Don Spiers: The Boy from Bogalusa Part 4
“Don’t wait to buy real estate. Buy real estate and wait.” — Will Rogers
As a twenty-two-year-old lieutenant in 1960, Don Spiers – with an unparalleled work ethic – was doing quite well. Continuing his service with the Bogalusa Fire Department eight working days a month and his work for Ventilite Building Specialties, he was banking, as the kids call it today.
With the purchase of a spacious piece of land on Dogwood Drive for $1,200 and the arrival of their son Don Arnold in early April, the Spiers contracted renowned local builder Milton Rider to build a new family home for the then princely sum of $12,000. The 1,250-square-foot brick house—Don’s foray into home building—conformed to a house plan from a book he purchased at Snowden’s Drug Store. Their house on Dogwood was, in fact, the first of some 400 houses he helped build over the next forty years.
Getting to know his brother Glynn’s friend, Doyle “Pee Wee” McMillan, who worked in the insurance and real estate business (mainly insurance) and helped him get the home loan from Tideland Life Insurance Company, Don was galvanized. And meeting R. Morton Roche at the Washington Bank was the turning point. Not only did Don learn the ropes of bridge financing and discount points, but he also developed a remarkable and lasting friendship with Roche, a colorful character to say the least.
Don wisely noted that in the 1960s there was not a single real estate company selling only real estate in Bogalusa which at that time was bustling. Preparation met opportunity. Sensing a desperate need in our area for “a real estate specialist”, Don filled the bill. A quick study, he took the test in Baton Rouge for his real estate license, passed it with flying colors, and became a real estate broker almost overnight. First working for McMillan on commission, Don sold scores of homes to firefighters and other Bogalusans. He found his calling. Real estate has become the province of Don.

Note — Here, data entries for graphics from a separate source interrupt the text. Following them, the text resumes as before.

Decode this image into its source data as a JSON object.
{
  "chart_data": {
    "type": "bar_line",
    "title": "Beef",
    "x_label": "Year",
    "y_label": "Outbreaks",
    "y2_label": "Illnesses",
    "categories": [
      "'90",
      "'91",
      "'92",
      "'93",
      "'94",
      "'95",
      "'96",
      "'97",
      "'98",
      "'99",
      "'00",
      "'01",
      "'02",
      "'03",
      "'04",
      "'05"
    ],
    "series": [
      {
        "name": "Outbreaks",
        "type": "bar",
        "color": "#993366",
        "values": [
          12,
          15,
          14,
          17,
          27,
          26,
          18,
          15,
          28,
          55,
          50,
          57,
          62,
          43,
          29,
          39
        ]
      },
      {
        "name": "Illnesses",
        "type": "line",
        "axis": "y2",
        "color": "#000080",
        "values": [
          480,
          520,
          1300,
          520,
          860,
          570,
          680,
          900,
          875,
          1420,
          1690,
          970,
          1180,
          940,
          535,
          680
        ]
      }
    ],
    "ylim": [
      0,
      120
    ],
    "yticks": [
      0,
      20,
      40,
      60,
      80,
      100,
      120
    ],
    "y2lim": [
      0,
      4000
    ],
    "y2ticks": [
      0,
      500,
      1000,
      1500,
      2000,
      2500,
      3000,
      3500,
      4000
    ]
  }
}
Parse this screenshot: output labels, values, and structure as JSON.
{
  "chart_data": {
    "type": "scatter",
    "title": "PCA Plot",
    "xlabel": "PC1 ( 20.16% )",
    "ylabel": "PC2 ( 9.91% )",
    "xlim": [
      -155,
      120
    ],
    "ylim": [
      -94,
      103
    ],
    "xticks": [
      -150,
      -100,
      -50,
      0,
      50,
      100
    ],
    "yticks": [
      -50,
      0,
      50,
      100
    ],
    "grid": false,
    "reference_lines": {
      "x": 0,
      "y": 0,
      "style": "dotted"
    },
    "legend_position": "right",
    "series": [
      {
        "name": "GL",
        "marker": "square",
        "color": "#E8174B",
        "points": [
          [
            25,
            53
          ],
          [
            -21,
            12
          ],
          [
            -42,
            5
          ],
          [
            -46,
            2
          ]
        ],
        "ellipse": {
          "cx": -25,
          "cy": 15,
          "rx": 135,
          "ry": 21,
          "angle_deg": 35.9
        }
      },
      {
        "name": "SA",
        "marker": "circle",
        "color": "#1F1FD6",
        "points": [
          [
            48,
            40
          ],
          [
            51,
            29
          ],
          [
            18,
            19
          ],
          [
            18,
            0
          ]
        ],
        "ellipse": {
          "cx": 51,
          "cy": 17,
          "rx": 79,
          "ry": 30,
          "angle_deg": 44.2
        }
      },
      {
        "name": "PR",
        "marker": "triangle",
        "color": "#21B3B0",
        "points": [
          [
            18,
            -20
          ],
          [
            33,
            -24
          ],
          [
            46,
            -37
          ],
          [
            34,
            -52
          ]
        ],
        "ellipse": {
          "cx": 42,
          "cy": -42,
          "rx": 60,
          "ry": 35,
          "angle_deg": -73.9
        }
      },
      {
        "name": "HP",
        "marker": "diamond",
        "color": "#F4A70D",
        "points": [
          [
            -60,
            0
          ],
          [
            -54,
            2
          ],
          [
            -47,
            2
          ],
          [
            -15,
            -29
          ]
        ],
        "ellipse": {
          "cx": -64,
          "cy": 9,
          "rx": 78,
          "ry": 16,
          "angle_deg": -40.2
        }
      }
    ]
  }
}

But wearing several hats, he became a campaign consultant in 1962 for his father. Arnold Spiers, who was up against the well-respected incumbent CP Verger and another gentleman by the name of Joe Adams, was elected as Bogalusa’s Public Safety Commissioner for both police and fire. Also in 1962, Don was elected secretary of the Louisiana Association of Professional Firefighters and promoted to firefighter, just below captain. Additionally, he has been active in the International Association of Fire Fighters. And as an officer and platoon leader of B Company of the Louisiana National Guard, he ultimately resided in the coveted BOQ. Not only were there private restrooms at camp, but Don had his own driver, Archie Julian. His cup is overflowing.
The year 1962 – in the words of Frank Sinatra, “[i]It was a very good year. Don formed McMillan-Spiers Real Estate and Construction Company, Inc., with Doyle McMillan becoming partners in real estate. McMillan and Spiers built fifty-two homes from 1962 to 1966. But nothing lasts forever.
In 1966, Arnold was defeated in a heated re-election campaign for commissioner. And shortly, with a monthly National Guard commitment consuming him, Don sent a letter of resignation, resigning as executive officer of B Troop, to Col. Cecil Ellzey, the National Guard battalion commander. – and to my father. I learned from Mr. Don’s autobiography “The Boy from Bogalusa” and also from his missive to me that resigning from his Commission was one of the few regrets of his life. And dad tried to talk him out of it by calling him and asking him not to quit. My father offered to transfer Don to the Bogalusa unit where he would be a headquarters officer. But with his decision made, he declined the opportunity, going ahead with his resignation – more of a shame. Back in Sinatra, Mr Don wrote of his decision, “regrets…I had a few”.
And things went from bad to worse. The shortage of mortgage money at that time was a recipe for disaster. With funds tight in the real estate business, McMillan-Spiers Construction Co. closed, but not before Mr. Don, taking to the high road, personally repaid his creditors. Don Spiers was down but not out.
Moving forward, in November 1966, the Spires family moved into their newly built home on Gaylord Drive in the exclusive Founders Drive subdivision in Bogalusa. The sky was not all gray. Cautiously using his Army OCS training, Mr. Don redefined his mission and developed an effective plan of action. Along with his first cousin Seymon Hartzog, who also had his real estate license, Don returned to the real estate business, listing and successfully selling homes from 1967 to 1969. Mortgage money was again readily available. With VA mortgages and FHA insured mortgages, they resumed home building, building 86 new homes from 1969 to 1973.
Then Don and his wife Georgia, who became a licensed realtor, formed Don Spiers Realty, Inc., in 1973. They were joined by friend and former fire chief Alva “Bugs” Myers, also a licensed realtor . Ms. Georgia received a prestigious award from the St. Tammany Realtors Association for over $1 million in annual sales. She surprisingly sold a slew of homes, averaging around $18,000 each, to amass that kind of volume. The real estate sector, once again, has exploded.